Impact of H/D Isotopic Effects on the Physical Properties of Materials

Abstract

H/D isotope substitution deepens our understanding of molecular interactions, hydrogen bond characteristics, and quantum effects, while also advancing the design of advanced materials, biological research, and energy applications, thereby having a profound impact in interdisciplinary fields. In materials science, deuteration can influence the structure and physical properties of hydrogen-containing solids. A notable example is the discovery in 1942 that deuteration on the strong hydrogen-bonded ferroelectric potassium dihydrogen phosphate (KDP) increases the Curie temperature (Tc) by approximately 107 K, attributed to the geometric isotope effects (GIE) induced by deuteration on hydrogen bonds.
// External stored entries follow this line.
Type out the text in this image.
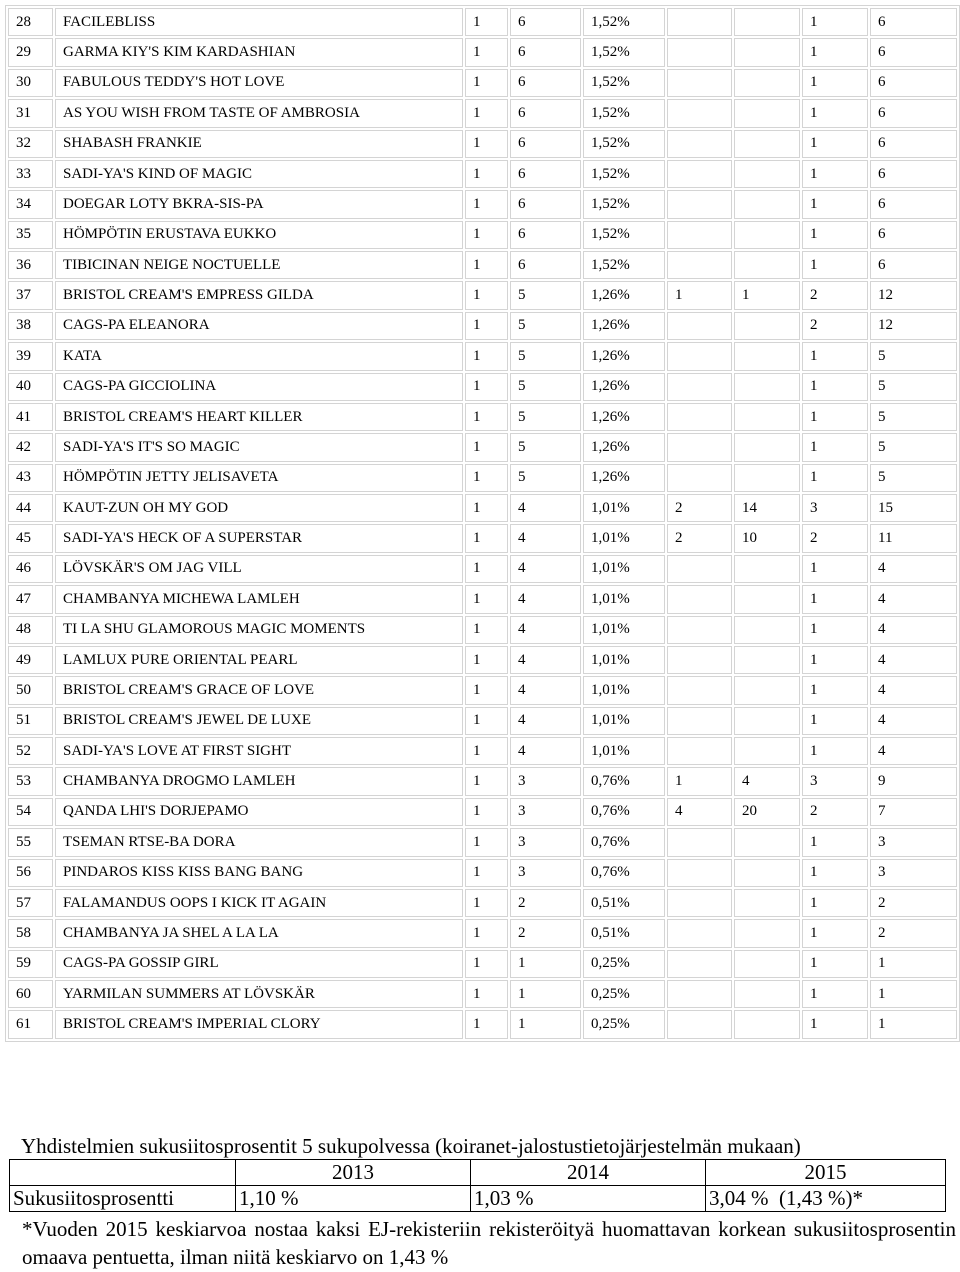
28	FACILEBLISS	1	6	1,52%			1	6
29	GARMA KIY'S KIM KARDASHIAN	1	6	1,52%			1	6
30	FABULOUS TEDDY'S HOT LOVE	1	6	1,52%			1	6
31	AS YOU WISH FROM TASTE OF AMBROSIA	1	6	1,52%			1	6
32	SHABASH FRANKIE	1	6	1,52%			1	6
33	SADI-YA'S KIND OF MAGIC	1	6	1,52%			1	6
34	DOEGAR LOTY BKRA-SIS-PA	1	6	1,52%			1	6
35	HÖMPÖTIN ERUSTAVA EUKKO	1	6	1,52%			1	6
36	TIBICINAN NEIGE NOCTUELLE	1	6	1,52%			1	6
37	BRISTOL CREAM'S EMPRESS GILDA	1	5	1,26%	1	1	2	12
38	CAGS-PA ELEANORA	1	5	1,26%			2	12
39	KATA	1	5	1,26%			1	5
40	CAGS-PA GICCIOLINA	1	5	1,26%			1	5
41	BRISTOL CREAM'S HEART KILLER	1	5	1,26%			1	5
42	SADI-YA'S IT'S SO MAGIC	1	5	1,26%			1	5
43	HÖMPÖTIN JETTY JELISAVETA	1	5	1,26%			1	5
44	KAUT-ZUN OH MY GOD	1	4	1,01%	2	14	3	15
45	SADI-YA'S HECK OF A SUPERSTAR	1	4	1,01%	2	10	2	11
46	LÖVSKÄR'S OM JAG VILL	1	4	1,01%			1	4
47	CHAMBANYA MICHEWA LAMLEH	1	4	1,01%			1	4
48	TI LA SHU GLAMOROUS MAGIC MOMENTS	1	4	1,01%			1	4
49	LAMLUX PURE ORIENTAL PEARL	1	4	1,01%			1	4
50	BRISTOL CREAM'S GRACE OF LOVE	1	4	1,01%			1	4
51	BRISTOL CREAM'S JEWEL DE LUXE	1	4	1,01%			1	4
52	SADI-YA'S LOVE AT FIRST SIGHT	1	4	1,01%			1	4
53	CHAMBANYA DROGMO LAMLEH	1	3	0,76%	1	4	3	9
54	QANDA LHI'S DORJEPAMO	1	3	0,76%	4	20	2	7
55	TSEMAN RTSE-BA DORA	1	3	0,76%			1	3
56	PINDAROS KISS KISS BANG BANG	1	3	0,76%			1	3
57	FALAMANDUS OOPS I KICK IT AGAIN	1	2	0,51%			1	2
58	CHAMBANYA JA SHEL A LA LA	1	2	0,51%			1	2
59	CAGS-PA GOSSIP GIRL	1	1	0,25%			1	1
60	YARMILAN SUMMERS AT LÖVSKÄR	1	1	0,25%			1	1
61	BRISTOL CREAM'S IMPERIAL CLORY	1	1	0,25%			1	1
Yhdistelmien sukusiitosprosentit 5 sukupolvessa (koiranet-jalostustietojärjestelmän mukaan)
	2013	2014	2015
Sukusiitosprosentti	1,10 %	1,03 %	3,04 %  (1,43 %)*
*Vuoden 2015 keskiarvoa nostaa kaksi EJ-rekisteriin rekisteröityä huomattavan korkean sukusiitosprosentin omaava pentuetta, ilman niitä keskiarvo on 1,43 %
Additionally, deuteration can introduce chemical pressure within the lattice, influencing the magnetic and conductive properties of solid materials. Moreover, due to their lower vibrational modes, D atoms can reduce non-radiative transitions, thereby enhancing the optical physical properties of materials. This highlights deuteration as a viable chemical strategy for modulating the physical properties of materials. This review aims to provide a concise overview of the effects of H/D isotope substitution on material structures and physical properties, offering new insights into the regulation of material properties through recent advancements in deuteration.